Guideline for how to declare variables in a range-based for loop
A question which comes up every now and then is what type of loop variable you should use for range-based for, particularly when no mutation takes place.
// case (1) - cheap to copy
for (int x : container) // disallowed in this form by Con.1, should be 'const int'
// vs
for (const int &x : container)
// case (2) - expensive to copy
for (string x : container) // disallowed in this form by ES.71, should be 'const string &x'
// vs
for (const string &x : container)
I think we should recommend to always declare the loop variable as a reference, never as a value, and here's why:
- The rule is simple and consistent.
- When mutating a
T&variable in the loop, you are already forced to follow it by the language. - If you aren't, and you have case (2), then ES.71 already tells you to.
- Otherwise, if you are following Con.1, then
const T xis only one character away fromconst T &x, so it costs very little effort to follow this rule. - It is possible and relatively easy to enforce with automatic tooling.
- It prevents bugs related to taking the address of the local variable, instead of taking the address of the object within the container.
- Even for weird iterators like
std::ranges::iota_view::iterator, where theirreferenceis actually a value, this method is robust becauseconst&allows for temporary materialization.
In essence, I don't see any benefit to non-reference loop variables, and the alternative is consistent, easy, correct by default, and already recommended in part.
Consider the following issues with using by-value range-for variables:
// Scenario (1): the author does modify 'x' within the loop, so they intentionally make 'x' mutable.
// This conforms with CppCoreGuidelines.
for (int x : container) {
x = ...; // POSSIBLE BUG, did they mean to modify the 'x' within the container?
int y = x;
y = ...; // OK, intent is clear :)
// It is obvious that the author meant to modify a local copy.
}
// Conclusion: the author should have used 'const int' or 'const int&' as a loop variable,
// and a mutable variable in the body.
// Scenario (2): the author takes the address of a local variable in the loop.
for (const int x : container) {
use_address(&x); // POSSIBLE BUG, did they mean to take the address of the 'x' within the container?
const int y = x;
use_address(&y); // OK, intent is clear :)
// It is obvious that the author meant to take the address of a local variable.
}
// Conclusion: the author should have used 'const int&' as a loop variable,
// and a 'const' variable in the body.
In both of these examples, if the author had consistently used const int&, their intent would have been conveyed much more clearly.
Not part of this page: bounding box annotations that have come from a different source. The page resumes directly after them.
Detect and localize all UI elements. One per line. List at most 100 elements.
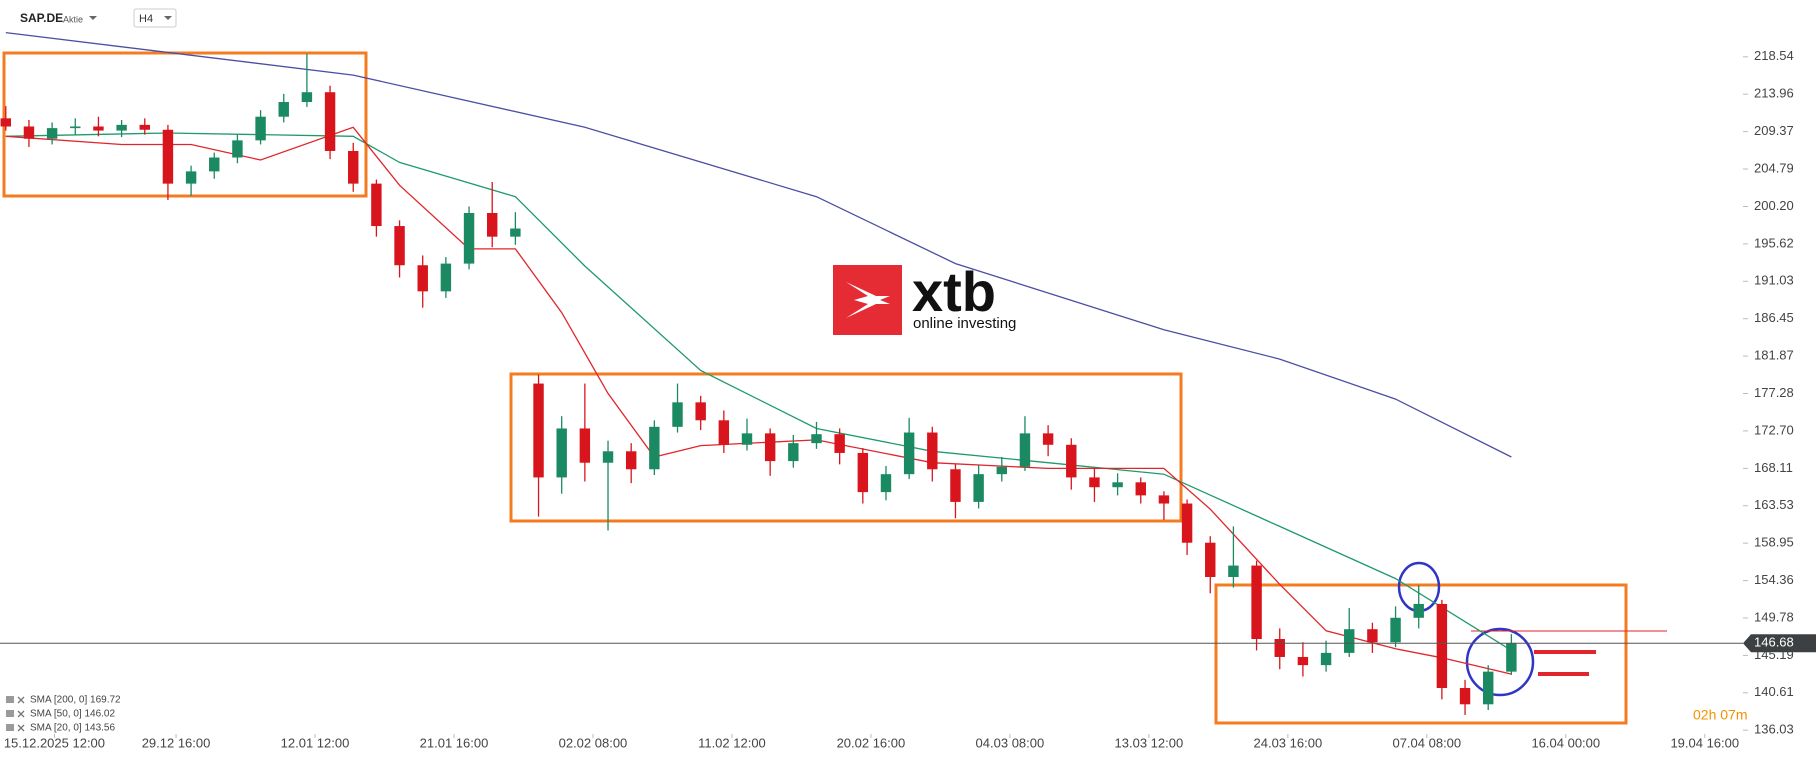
candle-body [1413,603,1424,618]
annotations [2,51,1667,725]
y-tick-label: 154.36 [1754,572,1794,587]
candle-body [857,452,869,493]
candle-body [139,124,150,130]
candle-body [649,426,660,470]
candle-body [996,466,1008,475]
y-tick-label: 149.78 [1754,609,1794,624]
sma-line [5,132,1512,651]
last-price-tag [1743,634,1816,653]
candle-body [579,428,591,463]
candle-body [162,129,174,184]
y-tick-label: 204.79 [1754,160,1794,175]
range-box [1214,583,1628,725]
dropdown-arrow [164,16,172,20]
logo: xtb online investing [833,260,1016,335]
y-tick-label: 200.20 [1754,198,1794,213]
logo-text: xtb [912,260,996,323]
candle-body [232,140,243,158]
candle-body [1251,565,1262,640]
candle-body [46,128,58,139]
countdown: 02h 07m [1693,707,1747,723]
candle-body [1459,687,1471,705]
candle-body [510,228,521,237]
y-tick-label: 218.54 [1754,48,1794,63]
candle-body [116,124,127,131]
candle-body [440,263,452,292]
candle-body [348,150,359,184]
y-tick-label: 181.87 [1754,348,1794,363]
candle-body [324,92,336,151]
candle-body [1228,565,1239,577]
x-tick-label: 15.12.2025 12:00 [4,735,105,750]
y-tick-label: 186.45 [1754,310,1794,325]
candle-body [1274,639,1285,657]
x-tick-label: 29.12 16:00 [142,735,211,750]
candle-body [1506,643,1517,672]
legend-entry: SMA [20, 0] 143.56 [30,723,115,734]
candle-body [1367,629,1378,643]
candle-body [672,402,683,427]
y-tick-label: 177.28 [1754,385,1794,400]
timeframe-select[interactable] [133,8,177,28]
candle-body [1158,495,1170,504]
x-tick-label: 12.01 12:00 [281,735,350,750]
candle-body [301,92,313,103]
x-tick-label: 19.04 16:00 [1670,735,1739,750]
candle-body [811,434,822,444]
x-tick-label: 02.02 08:00 [559,735,628,750]
range-box [509,372,1183,523]
candle-body [371,183,382,227]
candle-body [185,171,197,184]
legend-icon [6,710,14,717]
plot: 218.54 213.96 209.37 204.79 200.20 195.62 191.… [0,31,1816,750]
candle-body [741,433,753,445]
candle-body [1112,482,1123,488]
dropdown-arrow[interactable] [89,16,97,20]
legend-close [17,724,25,732]
candle-body [278,102,289,117]
y-tick-label: 158.95 [1754,535,1794,550]
instrument-type: Aktie [63,14,83,24]
x-tick-label: 11.02 12:00 [698,735,766,750]
candle-body [880,474,892,493]
candle-body [903,432,915,475]
candle-body [950,469,961,502]
candle-body [486,213,498,237]
candle-body [625,451,637,470]
candle-body [23,126,35,139]
y-tick-label: 213.96 [1754,86,1794,101]
candle-body [394,226,405,266]
x-tick-label: 21.01 16:00 [420,735,489,750]
candle-body [70,126,81,129]
y-tick-label: 172.70 [1754,422,1794,437]
legend-entry: SMA [200, 0] 169.72 [30,695,121,706]
candle-body [0,118,12,127]
legend-close [17,710,25,718]
candle-body [93,126,104,131]
candle-body [209,157,220,172]
x-tick-label: 20.02 16:00 [837,735,906,750]
candle-body [1042,433,1054,445]
candle-body [834,434,845,453]
candle-body [1181,503,1193,543]
logo-icon [846,282,890,318]
symbol: SAP.DE [20,11,63,25]
candle-body [1019,433,1031,467]
candle-body [973,474,984,502]
candle-body [764,433,776,462]
legend-entry: SMA [50, 0] 146.02 [30,709,115,720]
legend-icon [6,696,14,703]
legend-close [17,696,25,704]
candle-body [255,116,266,141]
candle-body [718,420,730,445]
candle-body [1320,652,1332,666]
x-tick-label: 24.03 16:00 [1254,735,1323,750]
x-tick-label: 04.03 08:00 [976,735,1045,750]
candle-body [1482,671,1494,705]
y-tick-label: 163.53 [1754,497,1794,512]
candle-body [602,451,614,463]
candle-body [1436,603,1448,688]
candle-body [788,443,799,462]
y-tick-label: 140.61 [1754,684,1794,699]
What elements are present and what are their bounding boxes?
Both these examples look suspiciously like a bug when working with by-value loop variables.
So i just browsed through the guidelines because I thought I remembered reading some pipeline specifically about for (auto& a : b). I distinctly remember getting confused over which type a would end up with, at one point. It turns out that this construct only turns up in examples. But maybe those can be used as a precedence?
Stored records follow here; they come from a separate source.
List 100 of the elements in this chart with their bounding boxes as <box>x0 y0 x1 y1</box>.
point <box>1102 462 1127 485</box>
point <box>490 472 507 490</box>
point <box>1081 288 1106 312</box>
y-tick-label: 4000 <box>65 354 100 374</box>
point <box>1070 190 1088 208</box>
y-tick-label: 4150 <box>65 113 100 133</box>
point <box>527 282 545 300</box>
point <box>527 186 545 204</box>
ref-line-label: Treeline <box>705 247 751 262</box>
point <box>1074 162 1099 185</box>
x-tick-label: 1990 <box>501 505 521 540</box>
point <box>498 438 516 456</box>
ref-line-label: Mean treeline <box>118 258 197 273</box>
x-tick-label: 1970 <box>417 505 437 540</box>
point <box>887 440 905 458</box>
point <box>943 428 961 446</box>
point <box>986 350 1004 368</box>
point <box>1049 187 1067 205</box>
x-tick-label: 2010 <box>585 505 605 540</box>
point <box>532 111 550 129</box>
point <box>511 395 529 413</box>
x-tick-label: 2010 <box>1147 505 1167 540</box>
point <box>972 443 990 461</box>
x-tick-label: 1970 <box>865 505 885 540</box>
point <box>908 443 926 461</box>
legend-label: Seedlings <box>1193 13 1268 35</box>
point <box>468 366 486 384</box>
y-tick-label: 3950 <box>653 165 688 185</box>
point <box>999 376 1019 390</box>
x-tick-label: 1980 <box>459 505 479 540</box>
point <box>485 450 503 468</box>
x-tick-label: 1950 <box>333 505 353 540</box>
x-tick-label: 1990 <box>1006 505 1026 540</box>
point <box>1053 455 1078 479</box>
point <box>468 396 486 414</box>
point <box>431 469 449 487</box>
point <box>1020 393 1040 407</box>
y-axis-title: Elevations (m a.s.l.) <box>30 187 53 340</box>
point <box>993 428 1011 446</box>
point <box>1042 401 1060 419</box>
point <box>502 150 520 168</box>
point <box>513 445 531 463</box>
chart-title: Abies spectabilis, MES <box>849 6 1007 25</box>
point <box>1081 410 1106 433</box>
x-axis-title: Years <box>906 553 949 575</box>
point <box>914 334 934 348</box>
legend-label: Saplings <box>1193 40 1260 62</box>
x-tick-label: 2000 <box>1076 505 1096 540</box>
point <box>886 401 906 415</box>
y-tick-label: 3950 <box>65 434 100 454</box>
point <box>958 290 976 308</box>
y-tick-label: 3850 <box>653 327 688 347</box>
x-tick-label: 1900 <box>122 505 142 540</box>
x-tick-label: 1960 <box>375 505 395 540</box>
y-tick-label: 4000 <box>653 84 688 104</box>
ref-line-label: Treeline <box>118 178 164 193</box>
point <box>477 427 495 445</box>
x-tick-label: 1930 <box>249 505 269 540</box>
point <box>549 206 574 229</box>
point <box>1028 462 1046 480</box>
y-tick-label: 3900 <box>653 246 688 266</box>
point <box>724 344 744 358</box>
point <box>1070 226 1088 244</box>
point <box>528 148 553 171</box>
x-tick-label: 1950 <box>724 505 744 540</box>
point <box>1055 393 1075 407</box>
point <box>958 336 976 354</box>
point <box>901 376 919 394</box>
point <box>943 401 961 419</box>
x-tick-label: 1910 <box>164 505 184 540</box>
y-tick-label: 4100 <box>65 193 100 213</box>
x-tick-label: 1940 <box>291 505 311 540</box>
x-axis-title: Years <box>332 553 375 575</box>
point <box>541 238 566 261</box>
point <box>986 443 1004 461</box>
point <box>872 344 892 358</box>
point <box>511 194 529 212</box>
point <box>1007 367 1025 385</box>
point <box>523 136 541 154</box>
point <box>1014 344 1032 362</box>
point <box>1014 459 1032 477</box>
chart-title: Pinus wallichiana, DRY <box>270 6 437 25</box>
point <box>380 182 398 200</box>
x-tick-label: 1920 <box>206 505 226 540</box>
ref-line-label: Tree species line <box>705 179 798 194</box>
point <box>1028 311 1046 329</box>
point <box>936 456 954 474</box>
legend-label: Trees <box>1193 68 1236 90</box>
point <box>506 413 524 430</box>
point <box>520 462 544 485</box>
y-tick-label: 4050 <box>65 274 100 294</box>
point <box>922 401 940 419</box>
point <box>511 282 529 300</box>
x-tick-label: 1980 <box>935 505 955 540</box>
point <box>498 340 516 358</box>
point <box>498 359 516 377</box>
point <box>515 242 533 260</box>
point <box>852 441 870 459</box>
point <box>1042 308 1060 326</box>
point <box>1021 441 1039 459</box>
Most of those examples (e.g. P.3, ES.42, ES.55 and ES.71) use either const auto& or auto&. The only example which did not use a reference as in ES.85, and that's a "bad" example.
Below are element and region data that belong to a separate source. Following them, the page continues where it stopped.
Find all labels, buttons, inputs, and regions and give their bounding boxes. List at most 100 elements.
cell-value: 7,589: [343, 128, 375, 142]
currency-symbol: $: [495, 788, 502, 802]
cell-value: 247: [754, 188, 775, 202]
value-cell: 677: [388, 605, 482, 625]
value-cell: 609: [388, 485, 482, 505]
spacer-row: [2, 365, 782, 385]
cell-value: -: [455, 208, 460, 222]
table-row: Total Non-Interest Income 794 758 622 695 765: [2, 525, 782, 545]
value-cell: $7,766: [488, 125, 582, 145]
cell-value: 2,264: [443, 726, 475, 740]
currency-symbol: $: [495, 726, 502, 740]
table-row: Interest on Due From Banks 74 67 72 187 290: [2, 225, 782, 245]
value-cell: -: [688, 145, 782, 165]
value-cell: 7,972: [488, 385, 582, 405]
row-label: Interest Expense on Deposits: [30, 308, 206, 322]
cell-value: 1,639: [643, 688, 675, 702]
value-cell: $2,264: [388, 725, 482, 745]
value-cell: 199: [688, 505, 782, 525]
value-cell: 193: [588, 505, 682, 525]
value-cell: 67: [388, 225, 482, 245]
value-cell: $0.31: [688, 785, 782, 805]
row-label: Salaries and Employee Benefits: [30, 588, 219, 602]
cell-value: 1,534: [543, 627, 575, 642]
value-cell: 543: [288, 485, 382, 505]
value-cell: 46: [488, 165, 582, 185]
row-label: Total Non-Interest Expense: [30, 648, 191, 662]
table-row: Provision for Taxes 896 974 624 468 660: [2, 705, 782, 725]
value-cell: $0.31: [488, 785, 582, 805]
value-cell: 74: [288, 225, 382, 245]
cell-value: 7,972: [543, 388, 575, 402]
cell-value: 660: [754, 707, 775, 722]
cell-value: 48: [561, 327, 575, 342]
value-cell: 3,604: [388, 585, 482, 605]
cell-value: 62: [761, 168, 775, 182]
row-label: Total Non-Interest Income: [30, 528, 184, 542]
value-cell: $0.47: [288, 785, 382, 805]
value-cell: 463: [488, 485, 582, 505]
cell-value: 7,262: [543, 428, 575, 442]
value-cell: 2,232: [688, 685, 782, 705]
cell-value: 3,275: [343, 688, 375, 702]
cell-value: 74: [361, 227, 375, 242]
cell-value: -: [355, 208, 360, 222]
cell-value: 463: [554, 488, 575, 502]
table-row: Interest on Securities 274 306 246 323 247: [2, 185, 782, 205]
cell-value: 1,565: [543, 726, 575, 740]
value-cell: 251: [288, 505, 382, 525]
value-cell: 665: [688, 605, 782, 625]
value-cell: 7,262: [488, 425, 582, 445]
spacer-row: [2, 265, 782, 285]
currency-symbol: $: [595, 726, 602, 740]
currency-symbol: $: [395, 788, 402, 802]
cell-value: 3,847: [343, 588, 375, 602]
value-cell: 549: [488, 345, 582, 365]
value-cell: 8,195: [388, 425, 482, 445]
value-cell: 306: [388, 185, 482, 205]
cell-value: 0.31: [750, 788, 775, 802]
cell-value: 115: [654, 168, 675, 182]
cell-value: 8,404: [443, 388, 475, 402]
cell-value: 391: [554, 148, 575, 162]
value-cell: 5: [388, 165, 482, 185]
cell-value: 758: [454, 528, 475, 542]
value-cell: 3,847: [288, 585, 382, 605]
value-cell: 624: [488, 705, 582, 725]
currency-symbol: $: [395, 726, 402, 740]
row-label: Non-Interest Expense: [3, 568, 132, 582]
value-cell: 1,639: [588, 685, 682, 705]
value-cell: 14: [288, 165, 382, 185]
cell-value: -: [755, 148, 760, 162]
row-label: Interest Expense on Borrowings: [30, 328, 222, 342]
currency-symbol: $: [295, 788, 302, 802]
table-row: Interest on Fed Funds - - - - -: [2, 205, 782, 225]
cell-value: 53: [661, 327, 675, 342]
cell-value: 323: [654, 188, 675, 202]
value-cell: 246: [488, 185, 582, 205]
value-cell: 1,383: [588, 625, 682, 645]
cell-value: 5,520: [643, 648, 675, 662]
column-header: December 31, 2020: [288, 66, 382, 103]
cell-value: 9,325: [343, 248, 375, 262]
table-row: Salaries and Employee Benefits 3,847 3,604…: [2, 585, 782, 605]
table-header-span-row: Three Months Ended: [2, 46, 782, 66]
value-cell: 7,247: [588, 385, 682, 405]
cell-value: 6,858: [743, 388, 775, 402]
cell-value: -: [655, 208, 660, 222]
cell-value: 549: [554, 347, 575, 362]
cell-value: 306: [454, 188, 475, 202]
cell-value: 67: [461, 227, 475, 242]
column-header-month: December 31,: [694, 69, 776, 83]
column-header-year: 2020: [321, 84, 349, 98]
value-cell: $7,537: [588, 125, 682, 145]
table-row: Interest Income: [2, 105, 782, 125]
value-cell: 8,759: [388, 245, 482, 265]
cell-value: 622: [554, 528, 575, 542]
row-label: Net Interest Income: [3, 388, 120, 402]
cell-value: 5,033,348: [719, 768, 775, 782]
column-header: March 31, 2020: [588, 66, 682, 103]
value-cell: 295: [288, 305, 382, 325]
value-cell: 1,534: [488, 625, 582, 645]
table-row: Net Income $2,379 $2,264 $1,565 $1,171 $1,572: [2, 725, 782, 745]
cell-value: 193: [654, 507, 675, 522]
There are also people who default to for (auto&& a : b) in all cases, to avoid one potential corner case.
related #1011
I was looking through the guidelines and noticed that there wasn't much advice in general about using auto. The closest one is ES.11 which says to use auto but not how. Maybe that rule can be expanded with special cases mentioned for for loops?
I think it will be a difficult rule to write because there are many different coding styles and corner cases. To be consistent maybe T vs const T& should match the guidance in F.16 in params?
Using auto* for pointers is common too. Many static analysis tools flag that (clang's readability-qualified-auto). Think that should be recommended?